Attending class on Mondays was presenting challenges so I decided to switch to the Tuesday night session. Typically, they wouldn't recommend changing at this point because you have to catch up on five weeks of choreography but I'm a quick learner and a natural talent with dance, right? Right...
In any case, I made the switch and found a class that is also full of women who were so friendly, welcoming, and expressed a confidence about themselves that I'm not sure I possess. Or, I wonder, perhaps they are just good pretenders as many of us are - able to express positive body confidence - even though they may share my same internal struggles with body image. I find myself wondering about this and wondering about where I place myself on that range between insecurity and complete confidence.
We've likely all read articles or heard reports about mixed messages we are subject to in relation to our bodies. Too young, too old, too fat, too thin, too this, too that. I've read these same articles and listened to the same reports. Part of my head understands that the images of women we see in the media are not the average and in some cases, are not even a realistic attainable reality. But there is another part of my mind that continues to whisper negative messages focusing my attention on my flaws. It's a difficult voice to silence as it's been my partner for so many years.
I try to remember the first time I felt awkward in my own body and one memory comes to mind. I am about ten years old and we have spent the day at my uncle's house on the lake. I am browned from the sun, satiated with BBQ, and feeling completely at ease with myself. When it's time to leave, I run up the hill with my family, most likely talking a mile a minute, and as I move through an area of deeper grass around a tree, I step on something soft. To my horror, I look down and realize that I've stepped on a baby bunny and the encounter has not been good for him. He is thrashing around and I get immediately upset and start to scream. My grandpa is there and he scolds me to "be quiet" - he is never angry or short with me and this scolding somehow adds to my distress. I stand there watching the bunny die and suddenly feel so completely awkward, and large, and clumsy, and I think it's then that some of the internal messages begin. I didn't learn my internal messaging from self comparisons to the models in "Teen Beat". The messages came to me from a life experience that took only an instant, but left me feeling awkward to this day.

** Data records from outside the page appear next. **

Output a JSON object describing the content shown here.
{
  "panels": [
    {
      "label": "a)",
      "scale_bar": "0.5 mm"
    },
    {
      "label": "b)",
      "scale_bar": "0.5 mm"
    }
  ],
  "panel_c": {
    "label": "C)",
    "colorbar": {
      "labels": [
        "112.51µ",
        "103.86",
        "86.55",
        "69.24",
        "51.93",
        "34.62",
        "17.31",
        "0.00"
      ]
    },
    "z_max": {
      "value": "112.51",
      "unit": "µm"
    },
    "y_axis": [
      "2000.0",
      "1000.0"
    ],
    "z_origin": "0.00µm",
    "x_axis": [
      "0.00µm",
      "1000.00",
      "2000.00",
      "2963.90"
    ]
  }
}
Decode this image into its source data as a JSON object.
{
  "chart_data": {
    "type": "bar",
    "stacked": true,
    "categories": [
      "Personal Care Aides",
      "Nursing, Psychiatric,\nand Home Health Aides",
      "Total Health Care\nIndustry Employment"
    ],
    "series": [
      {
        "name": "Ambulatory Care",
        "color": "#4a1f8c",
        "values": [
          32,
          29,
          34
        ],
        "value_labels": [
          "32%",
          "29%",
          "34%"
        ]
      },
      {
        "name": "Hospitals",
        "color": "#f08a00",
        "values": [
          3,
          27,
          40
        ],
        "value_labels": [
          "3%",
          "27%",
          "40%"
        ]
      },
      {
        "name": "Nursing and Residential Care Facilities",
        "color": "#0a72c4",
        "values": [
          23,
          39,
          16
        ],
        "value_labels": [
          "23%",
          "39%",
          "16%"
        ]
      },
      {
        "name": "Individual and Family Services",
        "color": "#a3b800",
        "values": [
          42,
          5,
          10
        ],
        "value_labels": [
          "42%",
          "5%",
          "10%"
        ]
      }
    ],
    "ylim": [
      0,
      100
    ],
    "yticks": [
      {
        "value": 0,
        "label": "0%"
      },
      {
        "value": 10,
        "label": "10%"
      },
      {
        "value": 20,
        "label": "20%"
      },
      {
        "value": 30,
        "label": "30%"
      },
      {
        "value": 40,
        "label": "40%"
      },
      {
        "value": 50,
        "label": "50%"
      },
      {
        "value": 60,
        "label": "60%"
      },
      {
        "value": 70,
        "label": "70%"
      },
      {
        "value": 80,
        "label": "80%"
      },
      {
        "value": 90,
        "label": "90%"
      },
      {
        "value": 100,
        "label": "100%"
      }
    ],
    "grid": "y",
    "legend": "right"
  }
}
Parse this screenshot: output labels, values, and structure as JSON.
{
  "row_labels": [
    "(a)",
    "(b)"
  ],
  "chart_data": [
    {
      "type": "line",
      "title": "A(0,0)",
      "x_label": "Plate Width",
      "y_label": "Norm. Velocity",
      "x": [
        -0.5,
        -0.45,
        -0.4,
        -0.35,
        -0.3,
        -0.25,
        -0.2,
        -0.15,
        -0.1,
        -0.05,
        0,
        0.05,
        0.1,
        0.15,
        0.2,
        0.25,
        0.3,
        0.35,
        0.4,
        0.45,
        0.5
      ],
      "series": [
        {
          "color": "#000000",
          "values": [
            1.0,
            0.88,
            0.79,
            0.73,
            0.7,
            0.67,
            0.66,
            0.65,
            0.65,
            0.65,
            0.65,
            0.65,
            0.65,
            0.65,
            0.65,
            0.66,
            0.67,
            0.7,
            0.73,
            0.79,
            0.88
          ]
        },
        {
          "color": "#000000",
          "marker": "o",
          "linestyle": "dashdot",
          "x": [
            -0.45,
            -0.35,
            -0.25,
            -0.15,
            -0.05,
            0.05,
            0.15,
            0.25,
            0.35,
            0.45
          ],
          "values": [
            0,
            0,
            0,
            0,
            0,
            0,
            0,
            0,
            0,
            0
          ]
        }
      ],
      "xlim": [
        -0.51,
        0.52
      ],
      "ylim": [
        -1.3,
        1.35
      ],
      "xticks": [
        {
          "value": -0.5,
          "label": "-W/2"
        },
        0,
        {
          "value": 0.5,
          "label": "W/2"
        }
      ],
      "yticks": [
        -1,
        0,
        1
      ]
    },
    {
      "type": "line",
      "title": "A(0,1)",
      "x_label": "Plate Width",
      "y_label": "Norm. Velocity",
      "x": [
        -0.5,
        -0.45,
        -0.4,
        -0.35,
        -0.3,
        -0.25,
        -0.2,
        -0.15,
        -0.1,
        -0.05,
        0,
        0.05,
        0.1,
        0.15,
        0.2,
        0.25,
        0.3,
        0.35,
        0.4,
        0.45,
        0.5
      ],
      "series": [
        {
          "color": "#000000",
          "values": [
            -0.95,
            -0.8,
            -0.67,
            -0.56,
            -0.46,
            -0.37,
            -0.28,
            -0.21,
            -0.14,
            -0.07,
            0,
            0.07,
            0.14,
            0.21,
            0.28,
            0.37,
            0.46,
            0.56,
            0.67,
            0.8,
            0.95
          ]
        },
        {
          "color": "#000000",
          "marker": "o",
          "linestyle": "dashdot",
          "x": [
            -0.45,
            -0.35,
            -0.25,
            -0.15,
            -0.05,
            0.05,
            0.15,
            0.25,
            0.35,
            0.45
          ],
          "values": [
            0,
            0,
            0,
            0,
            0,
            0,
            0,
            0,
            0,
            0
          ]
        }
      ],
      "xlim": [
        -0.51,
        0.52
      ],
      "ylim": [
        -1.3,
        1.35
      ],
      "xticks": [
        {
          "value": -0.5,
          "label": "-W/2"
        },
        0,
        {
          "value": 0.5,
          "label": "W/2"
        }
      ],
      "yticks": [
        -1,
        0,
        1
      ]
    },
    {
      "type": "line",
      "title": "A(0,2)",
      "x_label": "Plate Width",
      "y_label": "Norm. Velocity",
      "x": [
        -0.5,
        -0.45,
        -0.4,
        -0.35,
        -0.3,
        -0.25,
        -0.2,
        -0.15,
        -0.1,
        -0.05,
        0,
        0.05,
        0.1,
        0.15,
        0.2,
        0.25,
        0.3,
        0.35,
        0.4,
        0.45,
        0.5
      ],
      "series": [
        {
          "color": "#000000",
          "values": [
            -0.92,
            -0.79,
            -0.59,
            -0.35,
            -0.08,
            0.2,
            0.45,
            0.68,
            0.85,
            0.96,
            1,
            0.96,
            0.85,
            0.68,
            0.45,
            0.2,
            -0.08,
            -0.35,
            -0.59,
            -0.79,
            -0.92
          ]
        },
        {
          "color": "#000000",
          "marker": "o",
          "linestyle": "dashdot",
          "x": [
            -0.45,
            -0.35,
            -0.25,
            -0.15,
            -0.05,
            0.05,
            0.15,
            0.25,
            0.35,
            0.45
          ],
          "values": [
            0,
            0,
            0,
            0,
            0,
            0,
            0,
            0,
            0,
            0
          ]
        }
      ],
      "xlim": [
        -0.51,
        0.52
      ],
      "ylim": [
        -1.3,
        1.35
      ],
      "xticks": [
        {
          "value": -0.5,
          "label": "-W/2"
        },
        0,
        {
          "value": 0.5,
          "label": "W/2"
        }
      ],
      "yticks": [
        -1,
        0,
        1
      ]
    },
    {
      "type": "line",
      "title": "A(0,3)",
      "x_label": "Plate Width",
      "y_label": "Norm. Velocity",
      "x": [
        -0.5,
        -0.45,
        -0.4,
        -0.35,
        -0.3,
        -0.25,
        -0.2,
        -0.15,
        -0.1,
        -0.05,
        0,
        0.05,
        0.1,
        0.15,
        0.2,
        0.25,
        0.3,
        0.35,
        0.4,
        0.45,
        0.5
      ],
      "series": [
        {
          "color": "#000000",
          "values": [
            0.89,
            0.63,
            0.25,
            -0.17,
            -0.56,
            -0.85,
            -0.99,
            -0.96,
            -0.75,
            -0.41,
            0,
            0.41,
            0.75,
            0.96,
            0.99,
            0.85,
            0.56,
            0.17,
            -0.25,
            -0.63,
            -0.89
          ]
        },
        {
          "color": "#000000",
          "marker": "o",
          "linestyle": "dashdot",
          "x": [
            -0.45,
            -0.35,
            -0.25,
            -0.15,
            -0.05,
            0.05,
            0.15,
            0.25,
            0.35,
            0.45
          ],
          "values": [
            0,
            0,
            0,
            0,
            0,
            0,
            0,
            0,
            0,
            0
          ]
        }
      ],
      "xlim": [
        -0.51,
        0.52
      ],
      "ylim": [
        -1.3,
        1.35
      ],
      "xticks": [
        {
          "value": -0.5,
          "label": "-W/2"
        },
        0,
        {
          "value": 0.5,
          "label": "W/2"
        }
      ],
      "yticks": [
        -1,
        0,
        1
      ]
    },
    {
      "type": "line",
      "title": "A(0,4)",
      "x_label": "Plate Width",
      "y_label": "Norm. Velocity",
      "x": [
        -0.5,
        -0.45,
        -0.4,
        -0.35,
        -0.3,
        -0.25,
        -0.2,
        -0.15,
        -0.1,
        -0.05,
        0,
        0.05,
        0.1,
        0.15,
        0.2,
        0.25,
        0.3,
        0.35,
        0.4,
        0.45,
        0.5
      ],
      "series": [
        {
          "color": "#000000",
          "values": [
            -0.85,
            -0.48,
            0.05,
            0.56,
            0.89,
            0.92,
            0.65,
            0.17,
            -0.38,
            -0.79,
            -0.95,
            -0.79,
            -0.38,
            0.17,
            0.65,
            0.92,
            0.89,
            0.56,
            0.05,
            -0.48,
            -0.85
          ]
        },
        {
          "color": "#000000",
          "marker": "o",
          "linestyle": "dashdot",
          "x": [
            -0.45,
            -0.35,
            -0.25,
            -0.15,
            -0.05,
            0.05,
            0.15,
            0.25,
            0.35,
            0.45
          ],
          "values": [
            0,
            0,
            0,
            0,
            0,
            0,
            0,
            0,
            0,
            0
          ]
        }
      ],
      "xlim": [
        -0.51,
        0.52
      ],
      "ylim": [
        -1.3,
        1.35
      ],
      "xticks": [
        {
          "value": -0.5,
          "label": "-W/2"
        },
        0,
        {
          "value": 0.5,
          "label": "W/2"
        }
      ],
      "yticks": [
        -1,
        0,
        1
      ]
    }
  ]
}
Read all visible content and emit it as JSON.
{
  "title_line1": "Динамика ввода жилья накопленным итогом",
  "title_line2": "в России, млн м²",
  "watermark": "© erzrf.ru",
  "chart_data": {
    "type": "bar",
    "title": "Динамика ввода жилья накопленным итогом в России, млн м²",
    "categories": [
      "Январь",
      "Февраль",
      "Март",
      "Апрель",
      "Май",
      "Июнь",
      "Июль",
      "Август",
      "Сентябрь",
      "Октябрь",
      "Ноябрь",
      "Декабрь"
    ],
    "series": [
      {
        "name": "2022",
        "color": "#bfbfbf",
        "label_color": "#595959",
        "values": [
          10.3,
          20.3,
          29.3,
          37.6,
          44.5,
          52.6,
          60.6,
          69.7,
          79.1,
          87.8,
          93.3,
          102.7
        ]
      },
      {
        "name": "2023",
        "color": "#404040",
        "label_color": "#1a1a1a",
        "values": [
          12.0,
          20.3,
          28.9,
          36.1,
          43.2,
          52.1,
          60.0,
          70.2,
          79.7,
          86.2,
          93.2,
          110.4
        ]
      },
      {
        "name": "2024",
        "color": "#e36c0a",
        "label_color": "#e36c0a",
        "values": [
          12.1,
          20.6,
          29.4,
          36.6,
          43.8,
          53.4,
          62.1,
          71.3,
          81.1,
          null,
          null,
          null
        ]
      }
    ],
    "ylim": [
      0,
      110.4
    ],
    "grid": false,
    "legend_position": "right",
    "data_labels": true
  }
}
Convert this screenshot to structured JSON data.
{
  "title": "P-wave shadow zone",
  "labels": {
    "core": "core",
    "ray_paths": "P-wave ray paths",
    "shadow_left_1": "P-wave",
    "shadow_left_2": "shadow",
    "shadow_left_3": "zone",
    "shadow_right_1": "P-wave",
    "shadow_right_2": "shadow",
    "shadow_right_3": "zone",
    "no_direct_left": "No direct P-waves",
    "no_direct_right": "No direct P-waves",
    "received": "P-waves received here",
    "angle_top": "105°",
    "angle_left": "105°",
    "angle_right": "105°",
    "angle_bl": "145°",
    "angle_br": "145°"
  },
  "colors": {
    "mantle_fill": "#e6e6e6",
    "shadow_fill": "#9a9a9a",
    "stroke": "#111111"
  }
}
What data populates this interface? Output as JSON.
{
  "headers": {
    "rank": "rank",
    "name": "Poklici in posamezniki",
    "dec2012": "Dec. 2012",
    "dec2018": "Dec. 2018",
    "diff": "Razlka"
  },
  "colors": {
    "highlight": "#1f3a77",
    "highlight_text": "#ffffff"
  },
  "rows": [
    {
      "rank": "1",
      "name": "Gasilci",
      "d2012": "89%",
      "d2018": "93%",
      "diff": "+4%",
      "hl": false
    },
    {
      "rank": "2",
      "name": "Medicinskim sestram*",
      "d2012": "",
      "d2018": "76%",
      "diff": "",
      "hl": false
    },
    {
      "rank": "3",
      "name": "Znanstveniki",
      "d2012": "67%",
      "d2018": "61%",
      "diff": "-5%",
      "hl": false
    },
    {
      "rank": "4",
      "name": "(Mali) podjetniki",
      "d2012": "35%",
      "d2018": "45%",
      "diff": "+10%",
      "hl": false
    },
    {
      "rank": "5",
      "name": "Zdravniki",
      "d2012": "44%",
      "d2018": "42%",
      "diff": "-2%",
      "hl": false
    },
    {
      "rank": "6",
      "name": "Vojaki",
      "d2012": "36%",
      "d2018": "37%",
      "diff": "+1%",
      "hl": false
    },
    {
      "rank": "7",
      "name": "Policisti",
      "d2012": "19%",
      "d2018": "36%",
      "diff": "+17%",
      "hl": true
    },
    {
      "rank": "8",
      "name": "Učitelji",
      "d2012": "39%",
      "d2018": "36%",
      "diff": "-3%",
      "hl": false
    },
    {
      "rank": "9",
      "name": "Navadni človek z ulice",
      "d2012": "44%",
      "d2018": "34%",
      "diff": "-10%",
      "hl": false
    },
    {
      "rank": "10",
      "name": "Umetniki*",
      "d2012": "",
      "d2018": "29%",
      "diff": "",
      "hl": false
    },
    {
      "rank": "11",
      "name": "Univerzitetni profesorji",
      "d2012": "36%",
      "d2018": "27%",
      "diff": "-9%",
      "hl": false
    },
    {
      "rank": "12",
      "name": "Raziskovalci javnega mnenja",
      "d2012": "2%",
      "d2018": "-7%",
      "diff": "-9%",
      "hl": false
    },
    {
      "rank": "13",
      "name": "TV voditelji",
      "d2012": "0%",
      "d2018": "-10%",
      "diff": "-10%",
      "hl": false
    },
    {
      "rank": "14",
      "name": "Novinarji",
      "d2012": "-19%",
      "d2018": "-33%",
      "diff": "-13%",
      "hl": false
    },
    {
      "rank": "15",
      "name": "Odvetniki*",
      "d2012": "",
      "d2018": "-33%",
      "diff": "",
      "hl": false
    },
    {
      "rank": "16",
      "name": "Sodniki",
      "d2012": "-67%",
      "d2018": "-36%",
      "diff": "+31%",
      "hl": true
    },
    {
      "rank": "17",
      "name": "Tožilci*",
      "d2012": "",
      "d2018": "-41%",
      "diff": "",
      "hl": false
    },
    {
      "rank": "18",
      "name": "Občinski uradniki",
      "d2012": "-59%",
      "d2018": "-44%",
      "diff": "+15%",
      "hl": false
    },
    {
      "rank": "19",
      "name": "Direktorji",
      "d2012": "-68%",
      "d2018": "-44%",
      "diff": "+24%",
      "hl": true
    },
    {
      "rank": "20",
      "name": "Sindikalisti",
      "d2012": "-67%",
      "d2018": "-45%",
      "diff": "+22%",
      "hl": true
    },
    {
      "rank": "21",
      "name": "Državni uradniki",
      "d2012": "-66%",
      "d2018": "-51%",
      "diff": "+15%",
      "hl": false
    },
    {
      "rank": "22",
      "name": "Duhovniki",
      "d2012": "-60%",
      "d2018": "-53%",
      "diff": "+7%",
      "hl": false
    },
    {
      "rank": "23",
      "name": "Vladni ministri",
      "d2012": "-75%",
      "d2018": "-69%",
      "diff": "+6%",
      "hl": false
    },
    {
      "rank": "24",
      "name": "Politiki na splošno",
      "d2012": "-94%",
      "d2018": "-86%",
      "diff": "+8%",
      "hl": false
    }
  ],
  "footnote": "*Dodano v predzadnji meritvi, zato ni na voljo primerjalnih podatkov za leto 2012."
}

I mean, come on, I killed a baby bunny with my awkward, clumsy self for goodness sake! (I just realized that in this post I've revealed hearing voices in my head and a very tragic bunny killing incident. Wow - we've taken a very unintentional dark turn! I promise you I am not really crazy. Now getting back on track...)
Since then my body size has had good days and not so good days. My closet is proof that I've been a size 6 and a size 14 and every size in between. Currently, although I'd like to lose a few pounds and tighten this or that, I'm very happy with my body. I'm healthy. I'm strong. But even so, even at those time when I've been my thinnest, that nagging voice is never really fully silenced. I heard on the radio recently that according to some study, in an average woman's lifetime, she will spend the equivalent of 2 weeks kissing....and 49 YEARS worrying about her body! What??
So how do you counteract those messages and those worries? Maybe by boldly facing them and sort of...spitting them back? That's what this class seems to be about. There are bodies of every size - all beautiful in their own way - none perfect by media standards. But nobody in this room is saying "I shouldn't do this move because my thighs rub together" or "I shouldn't bend this way because my stomach shows". And while the end result of the physical activity might be thinner thighs or more toned arms, the class isn't really about focusing on the body we want to have. Instead, these women are proud, confident, and reveling in each angle and curve in the less-than-perfect bodies that they have at this moment. It is inspiring and for awhile, those voices in my head don't hold any power over me.